We’ll assume an application written in TypeScript with Next.js. The intermediary endpoint will be created in the /app/api/embed-intermediary.ts file as a Next Route Handler:
import { NextRequest } from 'next/server';

const PROXY_ENDPOINT_URL =
  'https://thirdparty.qonto.com/v1/encoded_requests/dispatch';

/**
 * In a real-world scenario, these would not be hardcoded values,
 * and you would store them securely in your backend.
 */
const accessToken = 'your-access-token-here';
const stagingToken = 'your-staging-token-here';

export async function POST(req: NextRequest) {
  const payload = await req.text();
  const options = {
    method: 'POST',
    headers: {
      'Content-Type': 'application/json',
      Accept: 'application/json',
      /*
       * This is the main purpose of this intermediary endpoint: adding the access token
       * to the request we are making to the Qonto Embed API.
       */
      Authorization: `Bearer ${accessToken}`,
      /**
       * If you are using the staging environment to test your integration, you will also
       * need to provide the staging token obtained from your developer portal account.
       */
      'X-Qonto-Staging-Token': stagingToken,
    },
    /**
     * The Qonto Proxy endpoint expects a JSON body with a `data` field whose value
     * is the base64-encoded string we received
     */
    body: JSON.stringify({ data: payload }),
  };
  try {
    const response = await fetch(PROXY_ENDPOINT_URL, options);
    if (!response.ok) {
      throw new Error(response.statusText);
    }
    const { data } = await response.json();
    /**
     * We return the response from the Qonto Proxy endpoint to our caller without modification.
     */
    return new Response(data, {
      status: 200,
      headers: { 'Content-Type': 'text/plain' },
    });
  } catch {
    return Response.json(
      { error: 'Failed to call the Qonto Proxy endpoint' },
      { status: 500 },
    );
  }
}
The intermediary endpoint needs to be implemented only once and will be used for all SDK functions your application calls.

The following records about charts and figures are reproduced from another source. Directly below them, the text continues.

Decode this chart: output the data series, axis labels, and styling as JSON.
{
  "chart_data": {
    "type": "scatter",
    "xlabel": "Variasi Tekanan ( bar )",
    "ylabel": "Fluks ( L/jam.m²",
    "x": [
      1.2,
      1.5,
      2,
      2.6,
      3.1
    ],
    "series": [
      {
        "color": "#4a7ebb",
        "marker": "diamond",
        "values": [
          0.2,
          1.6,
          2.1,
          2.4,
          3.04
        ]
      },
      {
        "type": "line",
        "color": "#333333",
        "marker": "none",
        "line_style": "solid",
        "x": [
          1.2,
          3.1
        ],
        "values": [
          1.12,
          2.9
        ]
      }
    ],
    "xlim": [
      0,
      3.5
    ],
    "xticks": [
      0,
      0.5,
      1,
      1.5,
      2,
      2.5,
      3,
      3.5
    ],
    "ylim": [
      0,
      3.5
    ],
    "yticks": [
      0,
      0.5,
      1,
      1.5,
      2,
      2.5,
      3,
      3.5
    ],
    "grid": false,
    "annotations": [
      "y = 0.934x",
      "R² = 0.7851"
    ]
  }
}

Step 2: Configure the SDK to call the intermediary endpoint from client-side code

On the client side, configure the SDK to call the intermediary endpoint you just created. Do this by passing the proxyRequestFunction option to the SDK initialize function:
import { initialize } from '@qonto/embed-sdk/common';

initialize({
  operationSettings: {
    proxyRequestFunction: async (payload: string) => {
      // Call our newly created intermediary endpoint
      const response = await fetch('/api/embed-intermediary', {
        method: 'POST',
        headers: {
          'Content-Type': 'application/json',
        },
        // Include the payload in the body without any modification
        body: payload,
      });
      // The response comes as plain text from our intermediary endpoint implementation,
      // so we return the response text directly. The SDK will receive it and be able
      // to decode it and use it as needed.
      return await response.text();
    },
  },
});
The proxyRequestFunction needs to be implemented only once and will be used for all SDK functions your application calls.

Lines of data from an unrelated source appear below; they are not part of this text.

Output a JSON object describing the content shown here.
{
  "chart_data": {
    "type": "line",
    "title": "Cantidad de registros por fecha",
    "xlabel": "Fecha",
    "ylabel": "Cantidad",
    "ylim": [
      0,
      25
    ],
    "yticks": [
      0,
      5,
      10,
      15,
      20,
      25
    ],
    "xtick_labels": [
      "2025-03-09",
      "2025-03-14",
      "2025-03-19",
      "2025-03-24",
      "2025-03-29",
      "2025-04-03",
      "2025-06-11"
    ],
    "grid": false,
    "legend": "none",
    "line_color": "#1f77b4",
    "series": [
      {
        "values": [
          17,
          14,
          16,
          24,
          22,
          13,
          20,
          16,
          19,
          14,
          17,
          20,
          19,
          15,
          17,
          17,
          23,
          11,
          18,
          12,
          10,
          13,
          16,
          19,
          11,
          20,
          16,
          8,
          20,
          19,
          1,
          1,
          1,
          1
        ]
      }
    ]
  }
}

Step 3: Call the SDK to update the SEPA beneficiary

Now you can call the SDK to update the SEPA beneficiary. The SDK will prepare the request, encode it, and send it to your intermediary endpoint. The intermediary endpoint will then add the access token (and staging token) to the request headers, call the Qonto API, and return the response to the SDK, which will decode it and return it to you.
import { beneficiaries } from '@qonto/embed-sdk/beneficiaries';

const response = await beneficiaries.updateSepaBeneficiary({
  beneficiaryId: 'beneficiary-id',
  data: {
    name: 'New Name',
    email: 'the-new-email@example.com',
  },
});

console.log('Beneficiary updated:', response);

Conclusion

By following these steps, you have successfully implemented a proxy endpoint that allows you to securely interact with the Qonto API without exposing your access token to client-side code. This approach ensures that sensitive information remains protected while still enabling the functionality you need in your application.